Jacques Boucaud : « Roland Bernard s’est senti trahi, humilié ! »

16 juin, 2009 | LES GENS | 1 commentaire

roland_bernard Propos recueillis par Marc Polisson

 

Avec Roland Bernard, c'est l'une des dernières figures historiques de la Mitterandie qui a disparu début mai (lire sa nécrologie en Dernière minute). Notre confrère Jacques Boucaud, journaliste politique au Progrès, revient sur la carrière et la fin de vie de l'ancien sénateur-maire PS d'Oullins.

 

Quel a été le parcours politique de Roland Bernard ?

Ses premiers faits d'armes remontent à la Convention des institutions républicaines créée en 1964 par François Mitterrand.
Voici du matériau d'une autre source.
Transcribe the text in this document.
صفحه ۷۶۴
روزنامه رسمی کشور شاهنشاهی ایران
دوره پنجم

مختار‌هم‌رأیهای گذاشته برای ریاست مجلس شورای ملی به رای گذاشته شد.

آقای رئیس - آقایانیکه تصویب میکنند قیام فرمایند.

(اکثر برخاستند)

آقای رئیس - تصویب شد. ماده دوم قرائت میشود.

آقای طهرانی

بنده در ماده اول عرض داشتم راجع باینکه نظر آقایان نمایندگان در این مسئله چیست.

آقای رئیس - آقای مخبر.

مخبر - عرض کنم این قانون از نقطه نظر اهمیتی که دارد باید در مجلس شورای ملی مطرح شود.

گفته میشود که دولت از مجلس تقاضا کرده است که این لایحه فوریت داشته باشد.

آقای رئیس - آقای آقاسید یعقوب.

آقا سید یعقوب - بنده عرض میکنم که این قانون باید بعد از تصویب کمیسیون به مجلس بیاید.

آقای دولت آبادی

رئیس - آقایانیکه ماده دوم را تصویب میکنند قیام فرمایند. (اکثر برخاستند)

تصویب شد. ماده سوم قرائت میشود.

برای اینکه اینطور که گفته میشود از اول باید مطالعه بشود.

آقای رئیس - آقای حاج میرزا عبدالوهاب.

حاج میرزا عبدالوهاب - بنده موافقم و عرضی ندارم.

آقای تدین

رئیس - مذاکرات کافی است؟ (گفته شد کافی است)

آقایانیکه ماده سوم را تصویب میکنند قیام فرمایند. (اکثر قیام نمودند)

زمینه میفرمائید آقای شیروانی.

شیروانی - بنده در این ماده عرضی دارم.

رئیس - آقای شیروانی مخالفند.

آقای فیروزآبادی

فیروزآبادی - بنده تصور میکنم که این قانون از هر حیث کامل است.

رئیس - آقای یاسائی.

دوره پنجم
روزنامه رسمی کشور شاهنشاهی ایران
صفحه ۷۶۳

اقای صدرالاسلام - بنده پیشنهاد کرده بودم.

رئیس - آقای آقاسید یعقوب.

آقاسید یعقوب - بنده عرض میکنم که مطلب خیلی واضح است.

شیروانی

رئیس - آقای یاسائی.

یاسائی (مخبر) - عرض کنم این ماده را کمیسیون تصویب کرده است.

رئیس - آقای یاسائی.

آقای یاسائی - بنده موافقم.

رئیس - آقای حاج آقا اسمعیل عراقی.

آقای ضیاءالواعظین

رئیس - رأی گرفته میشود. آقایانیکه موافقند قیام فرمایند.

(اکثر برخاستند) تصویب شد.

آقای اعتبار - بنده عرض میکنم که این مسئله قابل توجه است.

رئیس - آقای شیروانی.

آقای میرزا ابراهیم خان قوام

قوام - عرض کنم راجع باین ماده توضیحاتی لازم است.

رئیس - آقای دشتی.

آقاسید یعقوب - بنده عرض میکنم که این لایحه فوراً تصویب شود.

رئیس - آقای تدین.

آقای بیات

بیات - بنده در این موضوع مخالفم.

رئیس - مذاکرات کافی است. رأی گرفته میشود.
La première fois que se sont croisés les deux hommes, c'était en 65 durant la campagne des présidentielles. Roland Bernard avait assisté à un meeting de Mitterrand à la Bourse du travail à Lyon mais il n'y était pas resté plus de dix minutes tant il avait trouvé cela rasoir. Mais la première rencontre, décisive celle-ci, remonte à 1975, lors d'une réunion interne au PS, toujours à Lyon. A l'issue de laquelle Louis Mermaz a confié à Roland Bernard : « Le président t'a trouvé bien ». Au point que le patron du PS est venu le soutenir aux cantonales en 76 à Oullins. Une élection qu'il remporte – la première – avant de se faire élire maire en 77, député en 81 puis sénateur en 86.

 

Il connait donc un début de carrière politique fulgurant !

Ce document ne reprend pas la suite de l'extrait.